Il giudizio è positivo, ma è stata una trattativa travagliata, soprattutto per risolvere il nodo degli enti bilaterali. I sindacati avevano chiesto di rafforzare il loro ruolo, quindi aumentare anche i costi per le imprese. Ma alcune questioni, come l’utilizzo del part-time, devono essere gestite direttamente dalle aziende piuttosto che regolate dagli enti.
Però l’accordo è stato raggiunto.
Dopo una lunga trattativa abbiamo sovvertito l’approccio sbagliato della piattaforma e riequilibrato il tavolo, con lo scopo di concentrarci sulle esigenze organizzative dell’impresa e non sul sistema degli enti bilaterali, già rafforzati in 50 anni di storia.
Quanto arriverà in busta paga?
104 euro netti a livello medio. Un aumento molto significativo, a mio giudizio, perché permette un recupero salariale che va oltre il livello di inflazione programmata.
Cosa avete cambiato in tema di part-time?
Abbiamo introdotto nuove regole soprattutto per contrastare il suo uso indiscriminato nella catena degli appalti. Dopo un confronto tra le richieste sindacali di ridurlo al 2% e la proposta delle imprese di fissarlo al 5%, si è concluso per il 3%.

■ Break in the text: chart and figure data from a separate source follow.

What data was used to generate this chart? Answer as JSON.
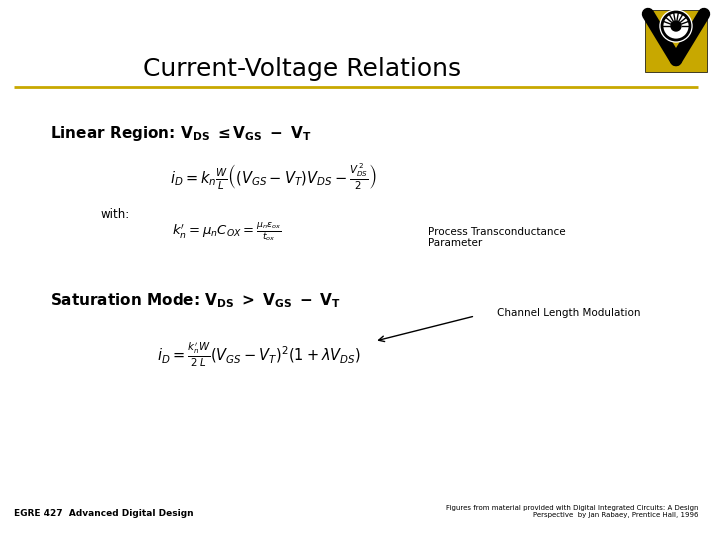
{
  "title": "Current-Voltage Relations",
  "title_fontsize": 18,
  "title_color": "#000000",
  "bg_color": "#ffffff",
  "separator_color": "#c8a800",
  "footer_left": "EGRE 427  Advanced Digital Design",
  "footer_right": "Figures from material provided with Digital Integrated Circuits: A Design\nPerspective  by Jan Rabaey, Prentice Hall, 1996",
  "linear_region_label": "Linear Region: $\\mathbf{V_{DS}}$ $\\mathbf{\\leq}$$\\mathbf{V_{GS}}$ $\\mathbf{-}$ $\\mathbf{V_T}$",
  "linear_eq": "$i_D = k_n \\frac{W}{L}\\left((V_{GS} - V_T)V_{DS} - \\frac{V_{DS}^{\\,2}}{2}\\right)$",
  "with_text": "with:",
  "kn_eq": "$k_n^{\\prime} = \\mu_n C_{OX} = \\frac{\\mu_n \\varepsilon_{ox}}{t_{ox}}$",
  "process_label": "Process Transconductance\nParameter",
  "saturation_label": "Saturation Mode: $\\mathbf{V_{DS}}$ $\\mathbf{>}$ $\\mathbf{V_{GS}}$ $\\mathbf{-}$ $\\mathbf{V_T}$",
  "channel_length_label": "Channel Length Modulation",
  "sat_eq": "$i_D = \\frac{k_n^{\\prime} W}{2 \\; L}(V_{GS} - V_T)^2(1 + \\lambda V_{DS})$",
  "logo_gold": "#c8a800",
  "logo_black": "#000000"
}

Come si è intervenuti sulla sicurezza?
Sono state recepite le richieste dei sindacati, abbiamo deciso un incremento delle contribuzioni delle imprese. L’obiettivo è elevare la consapevolezza su questo tema aumentando il ruolo attivo delle scuole edili e puntando sulla formazione.
Ora resta da rinnovare il contratto delle associazioni artigiane.
Sarà più difficile perché le imprese hanno fatto della flessibilità la componente principale della produttività; su questo tema serve una risposta chiara e trasparente. Inoltre bisogna risolvere il nodo delle condizioni di sicurezza, che spesso sono sacrificate per far risparmiare l’azienda.
Come andrà a finire?
Credo che gli artigiani confermeranno il loro grande senso di responsabilità. E bisogna considerare anche che in alcuni comparti, come archeologia e restauro, il part-time è richiesto proprio dai lavoratori che sono a maggioranza femminile.